ST. HELENA — The newest member of the St. Helena Police Department is everything you could want in a cop: skilled, outgoing, multi-lingual, loyal to his partner, and clearly not someone a bad guy would want to tangle with.
Plus, if you scratch him behind his ears, you’ll have a friend for life.
Barrett, bred in Eastern Europe, is the department’s new K9. The 15-month-old German shepherd is trained to sniff out narcotics, track suspects or missing persons, search buildings, and, if commanded to do so, chase down and take a bite out of a criminal.
Barrett and his handler, Officer Steve Coultrup, have gotten to know each other over a month of daily ride-alongs – during which Barrett mostly stayed in the car – followed by five weeks of training and bonding with the help of a professional K9 handler in Novato.

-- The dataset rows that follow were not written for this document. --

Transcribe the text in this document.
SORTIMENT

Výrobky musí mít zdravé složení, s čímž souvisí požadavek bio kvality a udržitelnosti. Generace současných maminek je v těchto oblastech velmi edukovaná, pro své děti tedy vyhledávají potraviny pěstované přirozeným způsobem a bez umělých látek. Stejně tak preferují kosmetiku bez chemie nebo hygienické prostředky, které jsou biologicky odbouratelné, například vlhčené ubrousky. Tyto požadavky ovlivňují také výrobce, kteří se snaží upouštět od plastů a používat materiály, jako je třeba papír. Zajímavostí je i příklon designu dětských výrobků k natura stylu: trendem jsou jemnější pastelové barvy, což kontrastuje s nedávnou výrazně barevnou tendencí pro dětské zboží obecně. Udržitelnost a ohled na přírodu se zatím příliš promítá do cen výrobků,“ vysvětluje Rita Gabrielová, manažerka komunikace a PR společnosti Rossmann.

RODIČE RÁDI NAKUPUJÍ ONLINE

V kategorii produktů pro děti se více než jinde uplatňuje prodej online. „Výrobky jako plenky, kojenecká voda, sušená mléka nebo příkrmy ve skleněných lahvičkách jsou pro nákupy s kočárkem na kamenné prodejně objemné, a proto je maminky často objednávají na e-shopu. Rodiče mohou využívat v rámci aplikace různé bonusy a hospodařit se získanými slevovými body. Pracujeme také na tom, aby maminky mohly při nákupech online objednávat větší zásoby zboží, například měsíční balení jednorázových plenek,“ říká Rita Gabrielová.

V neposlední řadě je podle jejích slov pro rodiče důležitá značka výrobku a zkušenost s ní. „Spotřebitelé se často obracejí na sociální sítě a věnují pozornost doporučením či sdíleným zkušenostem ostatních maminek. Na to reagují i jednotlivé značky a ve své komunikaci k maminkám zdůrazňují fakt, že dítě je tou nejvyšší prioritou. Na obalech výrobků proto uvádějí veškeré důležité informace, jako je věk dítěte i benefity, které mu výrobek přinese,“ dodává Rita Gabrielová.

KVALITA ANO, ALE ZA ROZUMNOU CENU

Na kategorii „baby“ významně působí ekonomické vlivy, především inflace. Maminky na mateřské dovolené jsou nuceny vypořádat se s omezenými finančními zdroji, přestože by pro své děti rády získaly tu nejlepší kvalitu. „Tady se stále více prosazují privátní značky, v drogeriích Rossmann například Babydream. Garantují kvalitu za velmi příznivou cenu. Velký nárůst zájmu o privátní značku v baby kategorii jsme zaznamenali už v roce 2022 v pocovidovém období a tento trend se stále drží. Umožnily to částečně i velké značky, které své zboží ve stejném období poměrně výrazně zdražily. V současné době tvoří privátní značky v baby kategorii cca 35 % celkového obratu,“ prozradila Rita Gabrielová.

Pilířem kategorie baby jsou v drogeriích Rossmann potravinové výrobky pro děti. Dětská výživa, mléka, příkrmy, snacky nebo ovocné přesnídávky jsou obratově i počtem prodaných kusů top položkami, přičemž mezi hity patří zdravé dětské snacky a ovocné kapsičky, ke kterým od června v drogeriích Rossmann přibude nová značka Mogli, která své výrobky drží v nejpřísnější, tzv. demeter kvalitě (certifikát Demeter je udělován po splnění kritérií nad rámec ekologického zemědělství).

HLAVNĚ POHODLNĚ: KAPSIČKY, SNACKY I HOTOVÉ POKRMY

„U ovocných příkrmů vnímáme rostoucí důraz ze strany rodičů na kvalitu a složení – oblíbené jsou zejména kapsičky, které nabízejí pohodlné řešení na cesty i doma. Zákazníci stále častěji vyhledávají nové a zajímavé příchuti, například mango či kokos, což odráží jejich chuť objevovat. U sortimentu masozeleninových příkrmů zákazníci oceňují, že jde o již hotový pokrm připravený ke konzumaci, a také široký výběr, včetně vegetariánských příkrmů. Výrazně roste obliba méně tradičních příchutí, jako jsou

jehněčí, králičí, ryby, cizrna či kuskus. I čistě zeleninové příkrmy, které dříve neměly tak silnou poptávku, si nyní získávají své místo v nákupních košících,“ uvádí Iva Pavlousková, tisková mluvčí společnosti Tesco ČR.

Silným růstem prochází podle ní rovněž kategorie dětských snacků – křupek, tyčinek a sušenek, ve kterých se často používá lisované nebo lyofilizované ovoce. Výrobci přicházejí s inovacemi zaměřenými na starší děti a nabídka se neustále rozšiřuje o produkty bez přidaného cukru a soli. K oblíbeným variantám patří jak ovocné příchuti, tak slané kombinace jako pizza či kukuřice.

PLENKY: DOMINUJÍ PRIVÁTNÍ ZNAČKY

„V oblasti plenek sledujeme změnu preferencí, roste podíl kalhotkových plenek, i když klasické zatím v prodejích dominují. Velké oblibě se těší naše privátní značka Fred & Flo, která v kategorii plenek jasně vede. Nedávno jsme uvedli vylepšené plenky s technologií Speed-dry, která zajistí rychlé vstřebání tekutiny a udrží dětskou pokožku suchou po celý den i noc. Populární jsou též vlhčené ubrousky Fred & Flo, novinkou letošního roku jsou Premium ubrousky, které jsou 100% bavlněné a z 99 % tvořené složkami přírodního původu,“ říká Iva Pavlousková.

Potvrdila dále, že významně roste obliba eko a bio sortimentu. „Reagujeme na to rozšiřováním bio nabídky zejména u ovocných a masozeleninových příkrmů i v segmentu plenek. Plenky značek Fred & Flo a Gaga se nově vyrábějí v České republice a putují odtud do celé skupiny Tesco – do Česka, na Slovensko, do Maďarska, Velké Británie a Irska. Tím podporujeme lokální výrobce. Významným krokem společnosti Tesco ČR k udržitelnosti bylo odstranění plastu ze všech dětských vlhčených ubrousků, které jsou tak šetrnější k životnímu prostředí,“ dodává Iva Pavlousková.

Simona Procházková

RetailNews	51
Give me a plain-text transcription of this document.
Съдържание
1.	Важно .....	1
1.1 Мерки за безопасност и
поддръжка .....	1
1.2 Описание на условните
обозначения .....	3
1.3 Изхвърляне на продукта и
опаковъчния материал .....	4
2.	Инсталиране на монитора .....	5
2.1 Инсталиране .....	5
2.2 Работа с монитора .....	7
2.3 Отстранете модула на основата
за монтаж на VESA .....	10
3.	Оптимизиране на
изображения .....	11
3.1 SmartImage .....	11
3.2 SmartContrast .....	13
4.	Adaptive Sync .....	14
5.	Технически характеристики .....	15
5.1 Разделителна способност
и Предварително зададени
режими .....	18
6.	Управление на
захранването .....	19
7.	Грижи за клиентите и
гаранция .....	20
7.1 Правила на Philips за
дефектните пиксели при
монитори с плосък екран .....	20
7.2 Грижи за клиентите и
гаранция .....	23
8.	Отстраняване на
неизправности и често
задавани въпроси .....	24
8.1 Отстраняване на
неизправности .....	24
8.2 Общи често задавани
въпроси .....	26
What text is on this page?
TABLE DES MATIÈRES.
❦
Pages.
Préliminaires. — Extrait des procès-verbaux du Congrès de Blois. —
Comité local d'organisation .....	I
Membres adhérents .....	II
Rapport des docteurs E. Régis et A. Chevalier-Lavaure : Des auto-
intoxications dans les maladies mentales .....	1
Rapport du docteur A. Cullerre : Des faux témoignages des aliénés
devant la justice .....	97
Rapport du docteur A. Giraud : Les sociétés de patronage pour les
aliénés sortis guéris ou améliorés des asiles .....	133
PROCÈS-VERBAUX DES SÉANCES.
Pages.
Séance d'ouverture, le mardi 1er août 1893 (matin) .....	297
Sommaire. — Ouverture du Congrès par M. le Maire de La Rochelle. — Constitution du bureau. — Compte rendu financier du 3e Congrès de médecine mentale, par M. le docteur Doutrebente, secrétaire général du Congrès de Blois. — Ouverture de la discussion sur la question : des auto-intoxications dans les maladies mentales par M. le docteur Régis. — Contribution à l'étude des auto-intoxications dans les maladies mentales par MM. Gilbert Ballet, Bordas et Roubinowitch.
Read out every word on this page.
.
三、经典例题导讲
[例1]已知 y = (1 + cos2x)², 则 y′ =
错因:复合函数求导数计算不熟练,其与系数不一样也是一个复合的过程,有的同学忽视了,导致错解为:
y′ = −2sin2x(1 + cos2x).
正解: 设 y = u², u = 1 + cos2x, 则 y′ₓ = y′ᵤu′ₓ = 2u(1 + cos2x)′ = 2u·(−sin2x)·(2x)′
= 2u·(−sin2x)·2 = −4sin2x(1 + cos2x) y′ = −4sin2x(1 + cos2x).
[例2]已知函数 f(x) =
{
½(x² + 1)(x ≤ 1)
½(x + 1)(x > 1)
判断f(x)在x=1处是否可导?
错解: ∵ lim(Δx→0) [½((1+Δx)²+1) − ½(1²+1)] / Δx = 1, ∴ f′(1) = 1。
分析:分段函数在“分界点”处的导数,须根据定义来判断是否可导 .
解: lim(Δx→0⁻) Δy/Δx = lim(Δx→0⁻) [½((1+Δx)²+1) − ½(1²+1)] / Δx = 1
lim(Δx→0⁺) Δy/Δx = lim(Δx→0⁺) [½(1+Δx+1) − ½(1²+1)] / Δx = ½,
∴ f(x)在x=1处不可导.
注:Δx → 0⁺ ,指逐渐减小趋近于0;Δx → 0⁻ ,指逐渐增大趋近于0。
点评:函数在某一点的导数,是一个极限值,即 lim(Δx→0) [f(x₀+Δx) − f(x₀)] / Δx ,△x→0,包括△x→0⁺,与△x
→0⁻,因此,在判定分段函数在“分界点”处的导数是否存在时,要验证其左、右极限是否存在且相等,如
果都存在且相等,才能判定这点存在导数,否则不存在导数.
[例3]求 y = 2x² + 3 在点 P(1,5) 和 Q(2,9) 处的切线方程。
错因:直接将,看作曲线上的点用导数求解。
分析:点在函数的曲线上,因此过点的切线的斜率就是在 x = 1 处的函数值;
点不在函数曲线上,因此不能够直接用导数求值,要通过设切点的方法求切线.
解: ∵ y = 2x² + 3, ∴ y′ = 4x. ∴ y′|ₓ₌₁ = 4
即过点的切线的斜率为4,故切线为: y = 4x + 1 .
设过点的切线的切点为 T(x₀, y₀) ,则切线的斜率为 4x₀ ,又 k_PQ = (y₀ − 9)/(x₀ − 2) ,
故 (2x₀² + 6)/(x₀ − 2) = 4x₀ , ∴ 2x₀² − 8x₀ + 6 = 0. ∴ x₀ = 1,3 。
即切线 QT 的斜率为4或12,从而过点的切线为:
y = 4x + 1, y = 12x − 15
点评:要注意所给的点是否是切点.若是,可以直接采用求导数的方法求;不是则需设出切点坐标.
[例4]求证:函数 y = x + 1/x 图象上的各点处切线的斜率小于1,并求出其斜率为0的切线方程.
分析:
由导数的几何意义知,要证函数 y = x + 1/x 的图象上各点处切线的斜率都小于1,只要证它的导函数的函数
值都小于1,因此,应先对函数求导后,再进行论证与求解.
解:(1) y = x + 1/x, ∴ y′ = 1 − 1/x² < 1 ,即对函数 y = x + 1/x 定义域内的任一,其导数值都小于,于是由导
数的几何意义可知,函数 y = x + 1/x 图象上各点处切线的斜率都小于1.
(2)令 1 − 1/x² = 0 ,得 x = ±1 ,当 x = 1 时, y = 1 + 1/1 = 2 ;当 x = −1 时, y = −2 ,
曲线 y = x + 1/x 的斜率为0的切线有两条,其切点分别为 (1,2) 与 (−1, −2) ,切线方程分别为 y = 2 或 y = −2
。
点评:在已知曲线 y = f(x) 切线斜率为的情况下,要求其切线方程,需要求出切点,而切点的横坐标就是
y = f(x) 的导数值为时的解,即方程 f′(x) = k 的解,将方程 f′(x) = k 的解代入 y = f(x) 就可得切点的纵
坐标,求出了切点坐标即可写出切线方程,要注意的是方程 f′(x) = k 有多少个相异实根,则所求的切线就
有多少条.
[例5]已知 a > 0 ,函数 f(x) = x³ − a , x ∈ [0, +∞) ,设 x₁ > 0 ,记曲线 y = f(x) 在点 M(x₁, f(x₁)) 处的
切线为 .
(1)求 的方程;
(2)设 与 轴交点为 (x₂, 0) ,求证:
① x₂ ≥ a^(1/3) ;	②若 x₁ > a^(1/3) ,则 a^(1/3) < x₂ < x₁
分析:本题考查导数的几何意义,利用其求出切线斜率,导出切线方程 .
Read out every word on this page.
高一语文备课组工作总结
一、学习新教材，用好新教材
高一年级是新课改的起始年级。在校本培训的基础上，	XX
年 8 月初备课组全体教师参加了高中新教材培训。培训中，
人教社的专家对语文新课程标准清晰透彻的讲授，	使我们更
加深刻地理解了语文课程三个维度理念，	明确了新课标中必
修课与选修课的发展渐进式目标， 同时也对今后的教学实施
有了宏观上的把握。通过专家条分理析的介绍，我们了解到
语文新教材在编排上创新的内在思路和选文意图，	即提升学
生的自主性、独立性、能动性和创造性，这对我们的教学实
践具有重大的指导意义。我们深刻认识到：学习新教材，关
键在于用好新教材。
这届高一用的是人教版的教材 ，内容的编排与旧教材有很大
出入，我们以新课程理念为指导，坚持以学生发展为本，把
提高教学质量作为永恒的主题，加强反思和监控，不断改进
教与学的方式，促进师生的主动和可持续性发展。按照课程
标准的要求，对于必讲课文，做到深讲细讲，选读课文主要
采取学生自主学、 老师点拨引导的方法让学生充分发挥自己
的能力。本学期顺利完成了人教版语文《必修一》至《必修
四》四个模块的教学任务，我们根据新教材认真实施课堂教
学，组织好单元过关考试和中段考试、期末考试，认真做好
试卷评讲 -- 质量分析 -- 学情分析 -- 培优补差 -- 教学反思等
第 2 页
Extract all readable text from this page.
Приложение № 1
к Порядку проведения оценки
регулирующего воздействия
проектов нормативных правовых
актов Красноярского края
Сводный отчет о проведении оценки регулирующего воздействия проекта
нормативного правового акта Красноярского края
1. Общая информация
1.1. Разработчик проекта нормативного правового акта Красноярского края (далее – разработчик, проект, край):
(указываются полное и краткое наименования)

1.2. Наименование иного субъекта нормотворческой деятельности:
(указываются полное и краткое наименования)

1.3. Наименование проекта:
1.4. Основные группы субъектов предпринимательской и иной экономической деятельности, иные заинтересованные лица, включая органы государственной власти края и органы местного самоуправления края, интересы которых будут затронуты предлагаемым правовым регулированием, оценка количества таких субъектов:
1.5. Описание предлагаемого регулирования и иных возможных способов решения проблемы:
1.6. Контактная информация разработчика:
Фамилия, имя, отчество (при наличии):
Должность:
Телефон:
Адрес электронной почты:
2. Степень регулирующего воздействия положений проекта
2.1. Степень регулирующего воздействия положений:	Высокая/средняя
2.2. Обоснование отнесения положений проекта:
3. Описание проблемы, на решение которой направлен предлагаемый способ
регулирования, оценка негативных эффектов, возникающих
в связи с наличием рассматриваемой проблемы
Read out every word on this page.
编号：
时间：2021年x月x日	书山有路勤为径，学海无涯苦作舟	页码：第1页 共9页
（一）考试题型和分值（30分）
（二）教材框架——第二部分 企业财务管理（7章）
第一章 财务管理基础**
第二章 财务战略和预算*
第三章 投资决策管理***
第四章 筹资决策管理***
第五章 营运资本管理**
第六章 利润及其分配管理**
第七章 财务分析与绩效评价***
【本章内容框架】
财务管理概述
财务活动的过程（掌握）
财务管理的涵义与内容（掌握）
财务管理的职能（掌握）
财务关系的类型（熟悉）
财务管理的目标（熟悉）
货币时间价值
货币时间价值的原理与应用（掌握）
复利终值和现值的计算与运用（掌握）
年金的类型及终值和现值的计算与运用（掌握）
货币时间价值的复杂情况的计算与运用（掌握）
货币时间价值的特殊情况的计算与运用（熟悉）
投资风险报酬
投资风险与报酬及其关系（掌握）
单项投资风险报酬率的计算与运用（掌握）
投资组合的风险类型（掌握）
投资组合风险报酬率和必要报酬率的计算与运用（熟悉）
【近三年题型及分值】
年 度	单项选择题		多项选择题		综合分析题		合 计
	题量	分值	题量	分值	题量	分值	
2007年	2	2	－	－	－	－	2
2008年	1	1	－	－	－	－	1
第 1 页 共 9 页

April 2 was their first day on patrol together.
“He’s still a pup, so he’s playful,” Coultrup said. “He’s really attached to me and he’s already part of our family. My wife loves him and my daughter loves him.”
Part of the training involved teaching Barrett to protect Coultrup. So while it’s perfectly safe to pet Barrett if Coultrup says it’s OK, it’s best not to make any quick movements toward Coultrup – even a friendly slap on the back – that Barrett might mistake for an attack on his best friend.
“He is very protective of me, and he may not know that someone just wants to pat me on the back and say hi,” he said. “But I’m happy to introduce him and let people pet him.”
Barrett replaces Djino, a Belgian Malinois who’s enjoying retirement at the home of his handler, Officer Steve Peterson, after almost seven years with the St. Helena Police Department.
It’s standard for police dogs to live with their handlers. When he’s off duty, Barrett interacts well with Coultrup’s wife, daughter and their Boston terrier, who’s already become Barrett’s back-yard playmate.
“When we’re off work, he’s kind of a big goofball, but he’s got a really good switch where when it’s time to work he gets serious,” Coultrup said. “He gets fired up in the mornings. He knows it’s time to go to work.”
Coultrup said he’s “always been a dog person,” so he was happy to sign up for the K9 assignment, knowing it would be a long-term commitment.
“I worked with Steve quite a bit with Djino,” Coultrup said. “I thought it be really interesting to discover a whole new aspect of the job by trying something different like this.”